A Cooperativa dos Produtores de Gengibre da Região Serrana do Espírito Santo (Coopginger) fechou 2025 com uma produção recorde. Em sua Assembleia Geral Ordinária, realizada na última segunda-feira, a cooperativa com sede em Santa Leopoldina apresentou os números para seus cooperados e destacou que fechou o ano com 167 containers – com 20 toneladas de gengibre cada – enviados para diversas partes do mundo. O faturamento chegou a R$ 24 milhões, e poderia ter sido ainda maior se o cenário internacional estivesse mais favorável.
“Lá fora, os preços estavam mais baixos. Por isso, o faturamento não foi tão grande quanto o aumento da nossa produção. Para se ter uma ideia, em 2023 produzimos 22 containers. Em 2024, nós produzimos 76 containers, e em 2025 nós chegamos a 167 containers. Um crescimento na produção de mais de 120%. Já o nosso faturamento cresceu cerca de 80% em 2025 comparado com 2024. Mas, se os preços no ano passado estivessem como em 2024 a gente teria chegado a quase R$ 40 milhões de faturamento”, destacou a presidente da Coopginer Leonarda Plaster.
A política de taxação adotada pelo presidente dos Estados Unidos, Donald Trump, a diversos produtos de outros países gerou um efeito em cascata que afetou o preço do gengibre capixaba. “Ano passado foi bem difícil. Tivemos a taxação do Trump e com isso muito gengibre foi para a Europa. Isso sobrecarregou o mercado e fez com que os preços baixassem muito. O clima, tanto no Brasil como lá fora, também foi desfavorável. No exterior, o inverno foi mais brando e só chegou mesmo no finalzinho do ano. Isso diminuiu o consumo”, explicou a presidente.

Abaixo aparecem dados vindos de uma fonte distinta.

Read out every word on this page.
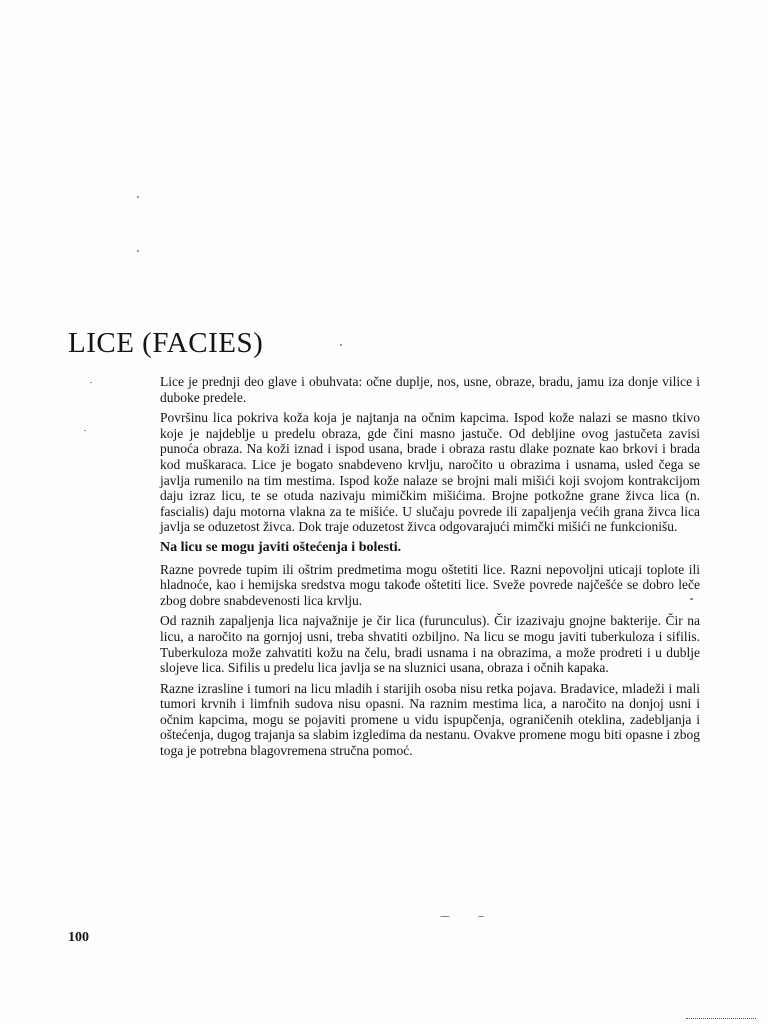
LICE (FACIES)

Lice je prednji deo glave i obuhvata: očne duplje, nos, usne, obraze, bradu, jamu iza donje vilice i duboke predele.

Površinu lica pokriva koža koja je najtanja na očnim kapcima. Ispod kože nalazi se masno tkivo koje je najdeblje u predelu obraza, gde čini masno jastuče. Od debljine ovog jastučeta zavisi punoća obraza. Na koži iznad i ispod usana, brade i obraza rastu dlake poznate kao brkovi i brada kod muškaraca. Lice je bogato snabdeveno krvlju, naročito u obrazima i usnama, usled čega se javlja rumenilo na tim mestima. Ispod kože nalaze se brojni mali mišići koji svojom kontrakcijom daju izraz licu, te se otuda nazivaju mimičkim mišićima. Brojne potkožne grane živca lica (n. fascialis) daju motorna vlakna za te mišiće. U slučaju povrede ili zapaljenja većih grana živca lica javlja se oduzetost živca. Dok traje oduzetost živca odgovarajući mimčki mišići ne funkcionišu.

Na licu se mogu javiti oštećenja i bolesti.

Razne povrede tupim ili oštrim predmetima mogu oštetiti lice. Razni nepovoljni uticaji toplote ili hladnoće, kao i hemijska sredstva mogu takođe oštetiti lice. Sveže povrede najčešće se dobro leče zbog dobre snabdevenosti lica krvlju.

Od raznih zapaljenja lica najvažnije je čir lica (furunculus). Čir izazivaju gnojne bakterije. Čir na licu, a naročito na gornjoj usni, treba shvatiti ozbiljno. Na licu se mogu javiti tuberkuloza i sifilis. Tuberkuloza može zahvatiti kožu na čelu, bradi usnama i na obrazima, a može prodreti i u dublje slojeve lica. Sifilis u predelu lica javlja se na sluznici usana, obraza i očnih kapaka.

Razne izrasline i tumori na licu mladih i starijih osoba nisu retka pojava. Bradavice, mladeži i mali tumori krvnih i limfnih sudova nisu opasni. Na raznim mestima lica, a naročito na donjoj usni i očnim kapcima, mogu se pojaviti promene u vidu ispupčenja, ograničenih oteklina, zadebljanja i oštećenja, dugog trajanja sa slabim izgledima da nestanu. Ovakve promene mogu biti opasne i zbog toga je potrebna blagovremena stručna pomoć.

100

O número de cooperados da Coopginger também cresceu. De 114 em 2024 para 204 agora, neste início de 2026. A cooperativa também se prepara para inaugurar a sua filial, na comunidade de Califórnia em Domingos Martins. “ Temos uma parceria com a prefeitura de Domingos Martins e com a Paróquia de Califórnia e, acredito que no início da safra deste ano, já teremos a nossa filial funcionando”, destacou Leonarda que disse também que em breve um galpão será construído na comunidade.
A Coopginger começa 2026 com boas expectativas de crescimento. Mas, a presidente garante que o foco da cooperativa é seguir investindo na qualidade que fez o gengibre capixaba ser reconhecido e admirado nos mercados mais exigentes do planeta.
“Com o aumento no número de cooperados, devemos produzir ainda mais nesse ano. E o nosso foco será sempre na qualidade. Esse sempre foi o nosso objetivo principal. A cooperativa já é reconhecida lá fora como referência em qualidade de gengibre, então, em 2026 vamos prezar ainda mais por isso”, finalizou Leonarda.